A career in the NFL is one of the most sure fire ways of becoming filthy rich. Even the slowest, smallest and the least talented football players make more money than far smarter people do working regular jobs. But a new study by the National Bureau of Economic Research has found that despite making so much money, 16 percent of all NFL players go bankrupt within 12 years of their retirement.
The research, conducted by Kyle Carlson (Cal Tech), Joshua Kim (University of Washington), Annamaria Lusardi (George Washington), and Colin F. Camerer (Cal Tech), examined the financial records of more than 2,000 NFL players spanning almost 20 years.
As of 2014, every player on any 53-man NFL roster is bound to earn at least $420,000 a season. Even those who are kept just for practice squads also take home at least $107,100 annually. Considering that the median household income in U.S. was $51,939 in 2013, even the smallest earner associated with an NFL team makes more than twice what average American families do.

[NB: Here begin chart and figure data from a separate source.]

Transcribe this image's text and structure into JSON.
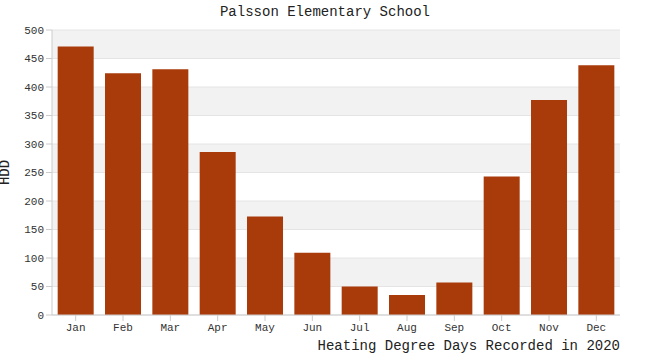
{
  "chart_data": {
    "type": "bar",
    "title": "Palsson Elementary School",
    "x_label": "Heating Degree Days Recorded in 2020",
    "y_label": "HDD",
    "categories": [
      "Jan",
      "Feb",
      "Mar",
      "Apr",
      "May",
      "Jun",
      "Jul",
      "Aug",
      "Sep",
      "Oct",
      "Nov",
      "Dec"
    ],
    "values": [
      471,
      424,
      431,
      286,
      173,
      109,
      50,
      35,
      57,
      243,
      377,
      438
    ],
    "color": "#a93a0a",
    "ylim": [
      0,
      500
    ],
    "yticks": [
      0,
      50,
      100,
      150,
      200,
      250,
      300,
      350,
      400,
      450,
      500
    ],
    "grid": true
  }
}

This is why running out of money to pay creditors should happen much less for former NFLers, but the study shows that Chapter 16 bankruptcies are just as common among them as they are in other demographics.
"Having played for a long time and having been a successful and well-paid player does not provide much protection against the risk of going bankrupt," the study observes.
This unusual financial behavior is not just limited to the NFL. Poor money management skills has led a number of former NBA stars and boxing world champions to blow out fortunes they had amassed during their careers. Just recently, former heavyweight boxer Riddick Bowe, who had career earnings in excess of $50 million, was spotted selling his tweets for $20. Other former pugilists like Mike Tyson and Evander Holyfield have similar stories.
It just goes to show how top athletes don't just need to work on their sporting skills, but they also need coaching in how to effectively manage their monies. Some player unions have started working on it, but judging by the numbers that the aforementioned study is quoting, they need to step up their game.